Tesamorelin vs CJC-1295
Anonymous community accounts comparing tesamorelin and CJC-1295 — two GHRH analogues with different profiles. Real-world reports on visceral fat effects, body composition, cost, and who switches between them.
0 anonymous reports
We're collecting more reports on this topic.
Submit yourscommunity guides:
Community Q&A
- What is the difference between tesamorelin and CJC-1295?
- Both are GHRH analogues — they stimulate GH release by acting on pituitary GHRH receptors. The mechanism is similar; the specifics differ. Tesamorelin is the full 44-amino acid GHRH sequence (stabilised), with the strongest evidence base for visceral fat reduction — it has FDA approval for HIV-associated lipodystrophy and community accounts consistently describe it as the most targeted visceral fat compound in the GH category. CJC-1295 (without DAC) has a shorter half-life producing a more pulsatile GH release; with DAC the half-life extends to days, allowing less frequent dosing. Community accounts frame it this way: tesamorelin for visceral fat as a primary target; CJC-1295 (especially + ipamorelin) for broader body composition, sleep, and recovery goals.
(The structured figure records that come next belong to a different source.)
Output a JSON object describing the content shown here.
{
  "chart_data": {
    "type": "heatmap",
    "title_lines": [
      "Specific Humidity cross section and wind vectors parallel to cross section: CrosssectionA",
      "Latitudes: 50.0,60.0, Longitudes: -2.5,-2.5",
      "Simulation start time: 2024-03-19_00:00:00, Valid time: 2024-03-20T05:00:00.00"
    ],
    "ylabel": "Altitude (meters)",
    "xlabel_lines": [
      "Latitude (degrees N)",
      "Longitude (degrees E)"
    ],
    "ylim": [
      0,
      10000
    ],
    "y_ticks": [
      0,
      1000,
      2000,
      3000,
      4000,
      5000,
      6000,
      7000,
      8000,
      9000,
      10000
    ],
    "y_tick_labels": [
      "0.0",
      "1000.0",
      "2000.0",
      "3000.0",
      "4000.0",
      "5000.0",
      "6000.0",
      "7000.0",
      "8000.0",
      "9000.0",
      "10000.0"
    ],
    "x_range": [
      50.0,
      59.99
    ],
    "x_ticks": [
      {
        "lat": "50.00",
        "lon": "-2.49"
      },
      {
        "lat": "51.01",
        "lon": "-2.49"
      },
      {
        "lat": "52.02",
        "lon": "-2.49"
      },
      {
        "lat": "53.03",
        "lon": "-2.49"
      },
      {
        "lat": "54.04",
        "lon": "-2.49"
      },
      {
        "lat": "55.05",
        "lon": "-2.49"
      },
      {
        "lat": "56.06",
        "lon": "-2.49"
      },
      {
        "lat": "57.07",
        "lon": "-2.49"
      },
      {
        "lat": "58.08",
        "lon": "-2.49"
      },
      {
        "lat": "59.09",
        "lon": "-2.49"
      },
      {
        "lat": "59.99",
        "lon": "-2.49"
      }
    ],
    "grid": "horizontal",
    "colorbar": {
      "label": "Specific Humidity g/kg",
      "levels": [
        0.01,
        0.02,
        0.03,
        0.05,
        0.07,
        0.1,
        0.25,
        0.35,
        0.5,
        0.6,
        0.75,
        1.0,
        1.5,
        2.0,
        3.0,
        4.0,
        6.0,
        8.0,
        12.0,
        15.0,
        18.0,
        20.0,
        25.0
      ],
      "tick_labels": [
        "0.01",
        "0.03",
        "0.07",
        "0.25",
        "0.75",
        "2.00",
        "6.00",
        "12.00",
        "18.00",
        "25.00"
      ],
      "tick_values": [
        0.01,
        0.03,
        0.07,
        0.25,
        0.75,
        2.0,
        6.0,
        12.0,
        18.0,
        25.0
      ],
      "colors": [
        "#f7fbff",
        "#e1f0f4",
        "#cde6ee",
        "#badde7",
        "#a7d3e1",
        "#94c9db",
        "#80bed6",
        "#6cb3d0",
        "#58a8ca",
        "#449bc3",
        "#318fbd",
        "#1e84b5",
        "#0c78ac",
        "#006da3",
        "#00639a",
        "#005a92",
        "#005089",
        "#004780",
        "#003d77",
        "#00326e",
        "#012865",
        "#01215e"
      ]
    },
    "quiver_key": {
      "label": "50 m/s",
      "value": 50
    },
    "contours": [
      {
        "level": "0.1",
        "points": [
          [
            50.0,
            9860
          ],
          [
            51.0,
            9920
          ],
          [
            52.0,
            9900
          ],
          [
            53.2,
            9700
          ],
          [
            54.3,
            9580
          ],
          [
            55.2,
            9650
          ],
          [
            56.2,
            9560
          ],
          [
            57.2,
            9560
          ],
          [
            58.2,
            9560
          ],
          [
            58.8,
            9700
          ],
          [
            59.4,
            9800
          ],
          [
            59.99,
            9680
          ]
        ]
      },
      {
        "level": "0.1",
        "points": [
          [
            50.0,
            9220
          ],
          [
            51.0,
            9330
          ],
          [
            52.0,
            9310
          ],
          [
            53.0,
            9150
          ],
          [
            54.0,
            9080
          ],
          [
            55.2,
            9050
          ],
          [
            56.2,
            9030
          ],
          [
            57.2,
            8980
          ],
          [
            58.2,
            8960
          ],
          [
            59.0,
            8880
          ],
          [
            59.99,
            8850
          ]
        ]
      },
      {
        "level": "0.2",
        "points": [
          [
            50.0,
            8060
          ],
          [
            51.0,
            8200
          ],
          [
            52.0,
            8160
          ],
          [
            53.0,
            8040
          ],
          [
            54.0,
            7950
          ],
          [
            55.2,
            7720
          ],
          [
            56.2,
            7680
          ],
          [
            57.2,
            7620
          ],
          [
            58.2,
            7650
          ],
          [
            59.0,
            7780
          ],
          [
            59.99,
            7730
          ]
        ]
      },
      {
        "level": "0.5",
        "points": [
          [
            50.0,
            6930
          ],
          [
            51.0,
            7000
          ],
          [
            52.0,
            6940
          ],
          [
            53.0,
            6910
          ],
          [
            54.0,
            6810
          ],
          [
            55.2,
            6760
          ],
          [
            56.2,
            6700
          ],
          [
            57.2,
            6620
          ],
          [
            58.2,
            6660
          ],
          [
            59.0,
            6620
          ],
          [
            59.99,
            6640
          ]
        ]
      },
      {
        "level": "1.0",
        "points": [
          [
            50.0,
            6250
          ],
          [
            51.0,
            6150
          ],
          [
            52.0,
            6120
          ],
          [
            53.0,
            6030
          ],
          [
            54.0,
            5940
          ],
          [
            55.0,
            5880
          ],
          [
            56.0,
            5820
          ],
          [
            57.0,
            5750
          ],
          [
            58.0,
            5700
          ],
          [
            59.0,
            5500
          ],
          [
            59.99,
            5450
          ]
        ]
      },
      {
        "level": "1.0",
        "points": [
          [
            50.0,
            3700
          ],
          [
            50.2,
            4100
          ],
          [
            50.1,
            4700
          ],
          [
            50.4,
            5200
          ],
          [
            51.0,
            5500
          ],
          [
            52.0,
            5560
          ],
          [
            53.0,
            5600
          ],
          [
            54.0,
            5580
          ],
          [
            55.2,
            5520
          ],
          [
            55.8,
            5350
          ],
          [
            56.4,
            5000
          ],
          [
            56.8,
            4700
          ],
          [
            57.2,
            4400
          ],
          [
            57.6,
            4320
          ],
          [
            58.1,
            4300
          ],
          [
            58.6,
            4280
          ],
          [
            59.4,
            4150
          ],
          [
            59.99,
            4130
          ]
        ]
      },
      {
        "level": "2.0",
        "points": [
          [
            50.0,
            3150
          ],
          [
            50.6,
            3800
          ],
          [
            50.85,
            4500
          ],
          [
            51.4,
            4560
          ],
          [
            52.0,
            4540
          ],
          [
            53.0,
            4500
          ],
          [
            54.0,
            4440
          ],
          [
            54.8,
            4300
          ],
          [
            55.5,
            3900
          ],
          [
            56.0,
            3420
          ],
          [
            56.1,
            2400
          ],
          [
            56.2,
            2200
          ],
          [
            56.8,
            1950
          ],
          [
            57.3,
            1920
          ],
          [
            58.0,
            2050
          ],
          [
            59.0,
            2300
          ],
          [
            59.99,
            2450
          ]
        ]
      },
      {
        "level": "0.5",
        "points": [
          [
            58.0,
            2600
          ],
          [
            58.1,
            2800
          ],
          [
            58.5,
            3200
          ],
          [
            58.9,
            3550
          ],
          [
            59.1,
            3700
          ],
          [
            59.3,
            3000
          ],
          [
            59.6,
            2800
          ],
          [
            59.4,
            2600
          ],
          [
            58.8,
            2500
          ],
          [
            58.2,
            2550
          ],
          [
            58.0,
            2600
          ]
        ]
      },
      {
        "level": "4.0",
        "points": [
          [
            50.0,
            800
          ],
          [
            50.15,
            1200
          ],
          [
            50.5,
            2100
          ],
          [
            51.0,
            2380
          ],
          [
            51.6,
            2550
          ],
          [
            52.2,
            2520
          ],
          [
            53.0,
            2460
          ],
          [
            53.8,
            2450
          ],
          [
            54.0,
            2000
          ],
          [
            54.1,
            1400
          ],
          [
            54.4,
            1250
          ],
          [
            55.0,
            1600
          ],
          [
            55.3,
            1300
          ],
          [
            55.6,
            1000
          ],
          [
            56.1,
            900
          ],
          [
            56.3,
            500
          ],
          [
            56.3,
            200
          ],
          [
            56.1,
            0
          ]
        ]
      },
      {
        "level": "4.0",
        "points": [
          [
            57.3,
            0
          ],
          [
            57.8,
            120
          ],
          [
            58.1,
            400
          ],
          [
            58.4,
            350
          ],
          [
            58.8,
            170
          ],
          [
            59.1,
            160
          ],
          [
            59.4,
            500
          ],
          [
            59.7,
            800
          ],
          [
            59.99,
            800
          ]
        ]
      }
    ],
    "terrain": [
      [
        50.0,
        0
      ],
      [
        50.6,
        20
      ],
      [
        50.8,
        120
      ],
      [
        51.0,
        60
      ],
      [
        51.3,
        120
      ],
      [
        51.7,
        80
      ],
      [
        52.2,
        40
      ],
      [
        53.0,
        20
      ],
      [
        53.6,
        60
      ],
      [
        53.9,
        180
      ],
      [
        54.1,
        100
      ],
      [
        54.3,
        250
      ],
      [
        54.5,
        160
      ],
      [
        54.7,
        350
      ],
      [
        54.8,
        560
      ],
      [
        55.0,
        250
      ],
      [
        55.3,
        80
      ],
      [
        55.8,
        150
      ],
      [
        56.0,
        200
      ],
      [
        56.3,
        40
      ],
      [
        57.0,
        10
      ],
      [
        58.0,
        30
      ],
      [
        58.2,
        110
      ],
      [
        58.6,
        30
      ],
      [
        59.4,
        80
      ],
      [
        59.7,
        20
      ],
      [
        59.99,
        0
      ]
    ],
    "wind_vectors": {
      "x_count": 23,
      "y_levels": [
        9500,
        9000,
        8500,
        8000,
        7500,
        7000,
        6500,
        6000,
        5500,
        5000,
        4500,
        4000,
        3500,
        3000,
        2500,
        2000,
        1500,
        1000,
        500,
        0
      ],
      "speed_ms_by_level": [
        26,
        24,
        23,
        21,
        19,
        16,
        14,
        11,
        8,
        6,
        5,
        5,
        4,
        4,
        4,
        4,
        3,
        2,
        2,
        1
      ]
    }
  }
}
- Tesamorelin vs CJC-1295 for fat loss — which is better?
- Community comparison accounts give tesamorelin the edge specifically for visceral fat reduction — the abdominal, deep fat that doesn't respond well to diet alone. CJC-1295 accounts describe more diffuse body composition improvement — less subcutaneous fat, more lean mass, better sleep — rather than targeted visceral reduction. The accounts that switch from CJC-1295 to tesamorelin do so when visceral fat is the specific concern and CJC-1295 results plateaued or were insufficient. Cost is the most commonly cited barrier to tesamorelin in comparison accounts — it is consistently described as more expensive, making CJC-1295 + ipamorelin the default choice unless visceral fat is the primary target.
- Can you stack tesamorelin with CJC-1295?
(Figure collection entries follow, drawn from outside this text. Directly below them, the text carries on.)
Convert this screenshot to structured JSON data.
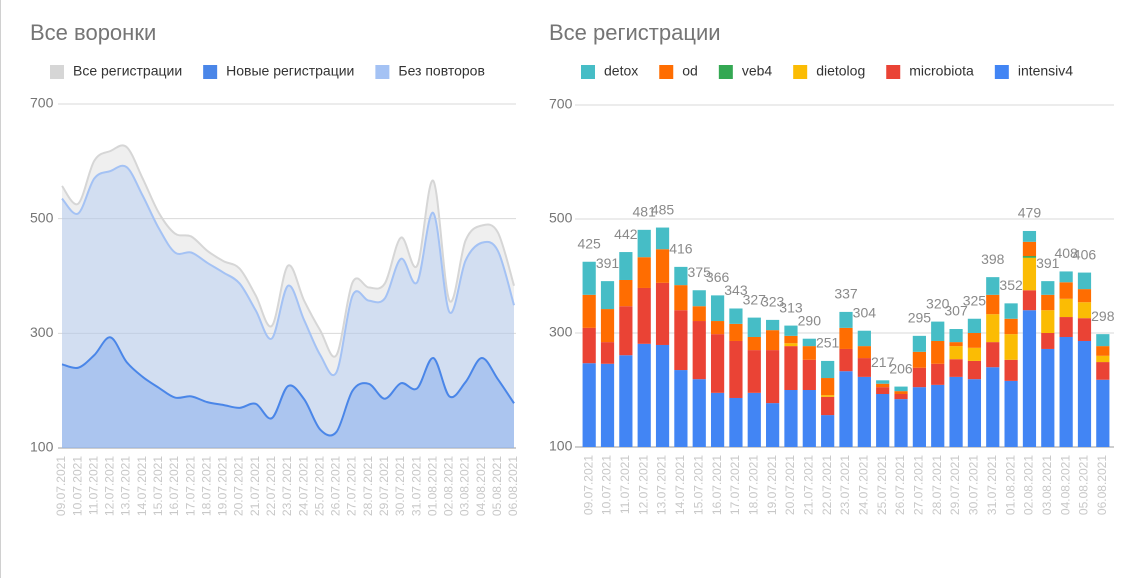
{
  "chart_data": [
    {
      "type": "area",
      "title": "Все воронки",
      "categories": [
        "09.07.2021",
        "10.07.2021",
        "11.07.2021",
        "12.07.2021",
        "13.07.2021",
        "14.07.2021",
        "15.07.2021",
        "16.07.2021",
        "17.07.2021",
        "18.07.2021",
        "19.07.2021",
        "20.07.2021",
        "21.07.2021",
        "22.07.2021",
        "23.07.2021",
        "24.07.2021",
        "25.07.2021",
        "26.07.2021",
        "27.07.2021",
        "28.07.2021",
        "29.07.2021",
        "30.07.2021",
        "31.07.2021",
        "01.08.2021",
        "02.08.2021",
        "03.08.2021",
        "04.08.2021",
        "05.08.2021",
        "06.08.2021"
      ],
      "series": [
        {
          "name": "Все регистрации",
          "color": "#d6d6d6",
          "values": [
            557,
            526,
            601,
            618,
            625,
            570,
            510,
            474,
            469,
            444,
            426,
            413,
            366,
            313,
            418,
            357,
            305,
            262,
            389,
            380,
            387,
            467,
            418,
            566,
            357,
            462,
            488,
            476,
            383
          ]
        },
        {
          "name": "Новые регистрации",
          "color": "#4a86e8",
          "values": [
            246,
            240,
            262,
            293,
            250,
            224,
            205,
            188,
            190,
            180,
            175,
            170,
            177,
            152,
            208,
            185,
            132,
            128,
            200,
            212,
            186,
            213,
            204,
            257,
            190,
            215,
            257,
            220,
            178
          ]
        },
        {
          "name": "Без повторов",
          "color": "#a4c2f4",
          "values": [
            535,
            509,
            570,
            583,
            590,
            540,
            483,
            441,
            441,
            423,
            406,
            387,
            340,
            291,
            383,
            323,
            262,
            232,
            366,
            357,
            361,
            430,
            389,
            510,
            337,
            427,
            458,
            444,
            349
          ]
        }
      ],
      "ylim": [
        100,
        700
      ],
      "yticks": [
        100,
        300,
        500,
        700
      ],
      "grid": true
    },
    {
      "type": "stacked-bar",
      "title": "Все регистрации",
      "categories": [
        "09.07.2021",
        "10.07.2021",
        "11.07.2021",
        "12.07.2021",
        "13.07.2021",
        "14.07.2021",
        "15.07.2021",
        "16.07.2021",
        "17.07.2021",
        "18.07.2021",
        "19.07.2021",
        "20.07.2021",
        "21.07.2021",
        "22.07.2021",
        "23.07.2021",
        "24.07.2021",
        "25.07.2021",
        "26.07.2021",
        "27.07.2021",
        "28.07.2021",
        "29.07.2021",
        "30.07.2021",
        "31.07.2021",
        "01.08.2021",
        "02.08.2021",
        "03.08.2021",
        "04.08.2021",
        "05.08.2021",
        "06.08.2021"
      ],
      "series": [
        {
          "name": "detox",
          "color": "#46bdc6",
          "values": [
            58,
            49,
            49,
            48,
            38,
            32,
            28,
            45,
            27,
            34,
            18,
            18,
            13,
            30,
            28,
            27,
            6,
            8,
            28,
            34,
            23,
            25,
            31,
            27,
            19,
            24,
            19,
            29,
            21
          ]
        },
        {
          "name": "od",
          "color": "#ff6d01",
          "values": [
            58,
            58,
            46,
            54,
            59,
            44,
            26,
            23,
            30,
            23,
            35,
            13,
            24,
            30,
            37,
            21,
            6,
            5,
            28,
            40,
            7,
            26,
            34,
            27,
            25,
            27,
            29,
            23,
            17
          ]
        },
        {
          "name": "veb4",
          "color": "#34a853",
          "values": [
            0,
            0,
            0,
            0,
            0,
            0,
            0,
            0,
            0,
            0,
            0,
            0,
            0,
            0,
            0,
            0,
            0,
            0,
            0,
            0,
            0,
            0,
            0,
            0,
            3,
            0,
            0,
            0,
            0
          ]
        },
        {
          "name": "dietolog",
          "color": "#fbbc04",
          "values": [
            0,
            0,
            0,
            0,
            0,
            0,
            0,
            0,
            0,
            0,
            0,
            5,
            0,
            3,
            0,
            0,
            0,
            0,
            0,
            0,
            23,
            23,
            49,
            45,
            57,
            40,
            32,
            28,
            11
          ]
        },
        {
          "name": "microbiota",
          "color": "#ea4335",
          "values": [
            62,
            38,
            86,
            98,
            109,
            105,
            102,
            103,
            100,
            75,
            93,
            77,
            53,
            32,
            39,
            33,
            12,
            9,
            34,
            37,
            31,
            32,
            44,
            37,
            35,
            28,
            35,
            40,
            31
          ]
        },
        {
          "name": "intensiv4",
          "color": "#4285f4",
          "values": [
            247,
            246,
            261,
            281,
            279,
            235,
            219,
            195,
            186,
            195,
            177,
            200,
            200,
            156,
            233,
            223,
            193,
            184,
            205,
            209,
            223,
            219,
            240,
            216,
            340,
            272,
            293,
            286,
            218
          ]
        }
      ],
      "totals": [
        425,
        391,
        442,
        481,
        485,
        416,
        375,
        366,
        343,
        327,
        323,
        313,
        290,
        251,
        337,
        304,
        217,
        206,
        295,
        320,
        307,
        325,
        398,
        352,
        479,
        391,
        408,
        406,
        298
      ],
      "ylim": [
        100,
        700
      ],
      "yticks": [
        100,
        300,
        500,
        700
      ],
      "grid": true
    }
  ]
}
- Community accounts discussing stacking tesamorelin with CJC-1295 are rare — the community rationale is that both act on the same receptor (GHRH-R) and stacking two GHRH analogues is unlikely to produce additive benefits given receptor saturation. The more common pattern in community accounts that want both compounds' effects: tesamorelin for a defined cycle targeting visceral fat, then transitioning to CJC-1295 + ipamorelin for maintenance or broader goals. The general community advice in confessions: don't stack two GHRH analogues — choose one and pair with a GHRP (ipamorelin) for a synergistic GH pulse.
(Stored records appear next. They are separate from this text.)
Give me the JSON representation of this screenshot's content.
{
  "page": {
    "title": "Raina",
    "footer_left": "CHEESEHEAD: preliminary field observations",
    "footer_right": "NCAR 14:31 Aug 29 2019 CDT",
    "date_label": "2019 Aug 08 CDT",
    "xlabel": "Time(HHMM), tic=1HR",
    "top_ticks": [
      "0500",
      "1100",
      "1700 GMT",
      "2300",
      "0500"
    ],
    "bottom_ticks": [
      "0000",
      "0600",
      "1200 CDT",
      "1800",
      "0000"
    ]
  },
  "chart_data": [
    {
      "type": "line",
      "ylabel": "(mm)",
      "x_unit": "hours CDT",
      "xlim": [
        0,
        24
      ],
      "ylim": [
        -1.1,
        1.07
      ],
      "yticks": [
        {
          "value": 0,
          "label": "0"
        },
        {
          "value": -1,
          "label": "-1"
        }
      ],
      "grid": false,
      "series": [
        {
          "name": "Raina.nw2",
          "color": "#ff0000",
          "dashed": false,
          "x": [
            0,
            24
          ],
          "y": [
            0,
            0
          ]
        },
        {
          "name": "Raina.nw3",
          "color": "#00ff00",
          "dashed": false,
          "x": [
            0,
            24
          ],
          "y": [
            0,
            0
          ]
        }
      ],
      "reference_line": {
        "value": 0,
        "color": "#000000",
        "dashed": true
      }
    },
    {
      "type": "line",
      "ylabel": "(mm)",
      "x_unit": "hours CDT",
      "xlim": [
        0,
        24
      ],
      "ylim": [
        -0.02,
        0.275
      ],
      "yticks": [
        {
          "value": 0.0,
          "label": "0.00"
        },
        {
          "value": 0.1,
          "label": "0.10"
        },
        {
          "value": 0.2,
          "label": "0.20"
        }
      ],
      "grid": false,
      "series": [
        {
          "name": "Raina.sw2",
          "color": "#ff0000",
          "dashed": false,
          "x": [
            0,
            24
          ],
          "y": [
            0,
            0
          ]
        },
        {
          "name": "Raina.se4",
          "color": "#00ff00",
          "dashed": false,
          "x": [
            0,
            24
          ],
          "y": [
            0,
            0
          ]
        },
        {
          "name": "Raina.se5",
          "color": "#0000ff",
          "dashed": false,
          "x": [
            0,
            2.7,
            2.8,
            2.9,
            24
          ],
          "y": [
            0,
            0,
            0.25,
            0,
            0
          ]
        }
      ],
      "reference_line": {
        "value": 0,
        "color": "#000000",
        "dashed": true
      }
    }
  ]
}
- Which should a new GH peptide user start with — tesamorelin or CJC-1295?
- Community accounts consistently recommend CJC-1295 + ipamorelin as the entry point for new GH peptide users — not tesamorelin. The reasoning across accounts: CJC-1295 protocols have more community evidence behind them, the cost is significantly lower, and the compound pair is available from more sources with more consistent quality. Tesamorelin's advantages — stronger evidence base for visceral fat, FDA approval — are described as relevant for users with a specific therapeutic target rather than as a starting point for general GH optimisation. Accounts from new users who started directly with tesamorelin are rare, and those that exist typically describe cost as the limiting factor rather than tolerability. The community framing: start with CJC-1295 + ipamorelin to understand how GH peptides respond in your body, then reassess whether tesamorelin's specific visceral fat profile addresses remaining goals.